In the homily he delivered at the synod’s closing Mass, the pope recalled the missionaries who carried Christianity to the Americans 500 years ago.”Now is the time of the new evangelization,”he said,”a providential occasion to lead the people of God in America to cross the threshold of the third millennium with renewed hope.” The pontiff told the prelates they”can contribute to spreading throughout America that much desired civilization of love, which places much value on the primacy of man and the promotion of human dignity in all its dimensions, starting from the spiritual dimension.” A high point of John Paul’s visit to Mexico City will be a Mass formally concluding the synod of bishops in the Basilica of Our Lady of Guadalupe, where he prayed before the shrine of the Madonna in 1979, three months after his election.

Because of the ravages of what is believed to be Parkinson’s disease, the pope’s schedule is far less demanding than those of previous years.
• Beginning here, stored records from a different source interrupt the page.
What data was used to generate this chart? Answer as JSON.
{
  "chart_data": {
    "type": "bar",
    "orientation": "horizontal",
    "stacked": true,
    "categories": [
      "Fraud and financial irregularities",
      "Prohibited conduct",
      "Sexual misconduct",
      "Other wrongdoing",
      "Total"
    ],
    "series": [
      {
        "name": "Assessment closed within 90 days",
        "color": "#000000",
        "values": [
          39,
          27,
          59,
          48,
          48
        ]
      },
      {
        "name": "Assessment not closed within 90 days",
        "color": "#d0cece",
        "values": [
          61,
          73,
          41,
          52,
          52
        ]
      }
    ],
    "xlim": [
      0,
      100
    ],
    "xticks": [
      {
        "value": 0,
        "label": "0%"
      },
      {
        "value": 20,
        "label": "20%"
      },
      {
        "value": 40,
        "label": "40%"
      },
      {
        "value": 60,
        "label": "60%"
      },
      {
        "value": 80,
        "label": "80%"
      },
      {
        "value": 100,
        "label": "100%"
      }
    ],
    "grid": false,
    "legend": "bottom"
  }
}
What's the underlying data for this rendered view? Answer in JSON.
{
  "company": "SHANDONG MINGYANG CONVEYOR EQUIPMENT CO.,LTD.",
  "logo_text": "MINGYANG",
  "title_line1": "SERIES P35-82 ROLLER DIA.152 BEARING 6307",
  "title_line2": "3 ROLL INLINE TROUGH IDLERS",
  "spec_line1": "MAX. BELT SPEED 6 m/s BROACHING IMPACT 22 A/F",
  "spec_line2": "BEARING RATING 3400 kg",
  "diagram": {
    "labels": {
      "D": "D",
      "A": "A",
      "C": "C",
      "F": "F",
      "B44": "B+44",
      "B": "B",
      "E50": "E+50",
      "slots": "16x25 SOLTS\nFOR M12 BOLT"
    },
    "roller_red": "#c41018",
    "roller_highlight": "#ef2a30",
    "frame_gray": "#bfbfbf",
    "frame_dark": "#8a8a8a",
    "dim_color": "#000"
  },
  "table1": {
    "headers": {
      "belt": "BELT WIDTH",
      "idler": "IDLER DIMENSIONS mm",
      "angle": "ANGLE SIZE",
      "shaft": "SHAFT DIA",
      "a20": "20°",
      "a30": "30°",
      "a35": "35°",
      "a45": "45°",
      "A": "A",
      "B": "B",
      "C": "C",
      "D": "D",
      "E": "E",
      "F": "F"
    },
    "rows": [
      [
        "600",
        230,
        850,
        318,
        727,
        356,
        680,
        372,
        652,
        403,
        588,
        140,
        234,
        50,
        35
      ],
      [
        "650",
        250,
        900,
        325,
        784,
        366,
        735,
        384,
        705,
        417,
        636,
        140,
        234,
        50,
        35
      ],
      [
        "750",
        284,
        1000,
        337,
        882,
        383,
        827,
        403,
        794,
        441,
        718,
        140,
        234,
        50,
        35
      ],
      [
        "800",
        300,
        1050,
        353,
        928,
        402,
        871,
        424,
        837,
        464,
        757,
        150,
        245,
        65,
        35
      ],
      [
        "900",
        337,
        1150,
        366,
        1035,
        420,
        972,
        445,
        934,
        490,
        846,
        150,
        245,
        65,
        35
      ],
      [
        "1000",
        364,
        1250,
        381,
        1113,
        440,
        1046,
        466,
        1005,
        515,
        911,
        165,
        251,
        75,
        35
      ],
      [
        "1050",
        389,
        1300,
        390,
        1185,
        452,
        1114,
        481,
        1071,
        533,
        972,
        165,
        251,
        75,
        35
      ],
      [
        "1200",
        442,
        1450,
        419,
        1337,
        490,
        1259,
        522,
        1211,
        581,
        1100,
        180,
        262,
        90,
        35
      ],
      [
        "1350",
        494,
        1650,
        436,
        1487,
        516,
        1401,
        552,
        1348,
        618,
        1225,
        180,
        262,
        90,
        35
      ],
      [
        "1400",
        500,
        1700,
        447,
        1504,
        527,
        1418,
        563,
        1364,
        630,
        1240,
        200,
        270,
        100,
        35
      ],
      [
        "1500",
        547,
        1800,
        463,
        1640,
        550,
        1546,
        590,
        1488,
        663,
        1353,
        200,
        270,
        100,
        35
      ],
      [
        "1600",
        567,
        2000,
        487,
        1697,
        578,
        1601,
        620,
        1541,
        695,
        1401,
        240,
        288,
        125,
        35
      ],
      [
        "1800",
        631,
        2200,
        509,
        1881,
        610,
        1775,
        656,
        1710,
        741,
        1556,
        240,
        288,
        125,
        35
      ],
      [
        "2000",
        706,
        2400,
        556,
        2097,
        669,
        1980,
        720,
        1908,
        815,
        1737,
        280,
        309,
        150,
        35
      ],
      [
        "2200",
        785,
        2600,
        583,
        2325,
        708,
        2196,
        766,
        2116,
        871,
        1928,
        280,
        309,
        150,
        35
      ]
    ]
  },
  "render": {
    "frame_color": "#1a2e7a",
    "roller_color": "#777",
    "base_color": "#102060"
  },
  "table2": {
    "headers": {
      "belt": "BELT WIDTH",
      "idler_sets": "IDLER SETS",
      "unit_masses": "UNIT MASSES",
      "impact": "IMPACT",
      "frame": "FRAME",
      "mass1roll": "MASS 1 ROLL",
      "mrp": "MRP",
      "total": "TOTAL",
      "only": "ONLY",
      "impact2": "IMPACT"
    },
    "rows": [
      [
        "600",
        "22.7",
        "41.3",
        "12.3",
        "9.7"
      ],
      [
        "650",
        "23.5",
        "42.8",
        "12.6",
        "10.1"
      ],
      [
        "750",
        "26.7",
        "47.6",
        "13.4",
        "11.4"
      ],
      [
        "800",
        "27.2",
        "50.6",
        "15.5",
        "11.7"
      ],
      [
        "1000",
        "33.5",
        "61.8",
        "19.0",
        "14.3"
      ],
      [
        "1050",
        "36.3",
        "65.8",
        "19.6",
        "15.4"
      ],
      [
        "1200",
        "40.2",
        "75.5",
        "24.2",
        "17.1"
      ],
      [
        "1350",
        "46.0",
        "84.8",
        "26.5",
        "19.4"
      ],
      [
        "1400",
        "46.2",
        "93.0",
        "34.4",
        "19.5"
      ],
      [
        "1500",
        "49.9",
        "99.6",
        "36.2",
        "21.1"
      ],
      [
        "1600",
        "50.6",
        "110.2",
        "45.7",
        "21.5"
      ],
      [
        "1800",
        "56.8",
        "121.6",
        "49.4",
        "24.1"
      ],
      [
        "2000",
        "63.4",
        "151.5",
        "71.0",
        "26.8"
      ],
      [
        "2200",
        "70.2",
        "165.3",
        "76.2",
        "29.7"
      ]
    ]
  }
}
The neurological disorder has made it painful for him to walk and has left him with slurred speech and a constantly trembling left hand.

He is scheduled to sign the Apostolic Exhortation _ the formal response to the bishops’ recommendations _ at a ceremony in the residence of the apostolic nuncio, celebrate Sunday mass at the Autodromo Hermanos Rodriguez, visit a hospital and meet with the bishops, the president of Mexico and the diplomatic corps.

To mark the turn of the century, he will be presented with representatives of every generation of the 1900s gathered to hear him speak Monday at the Aztec Stadium.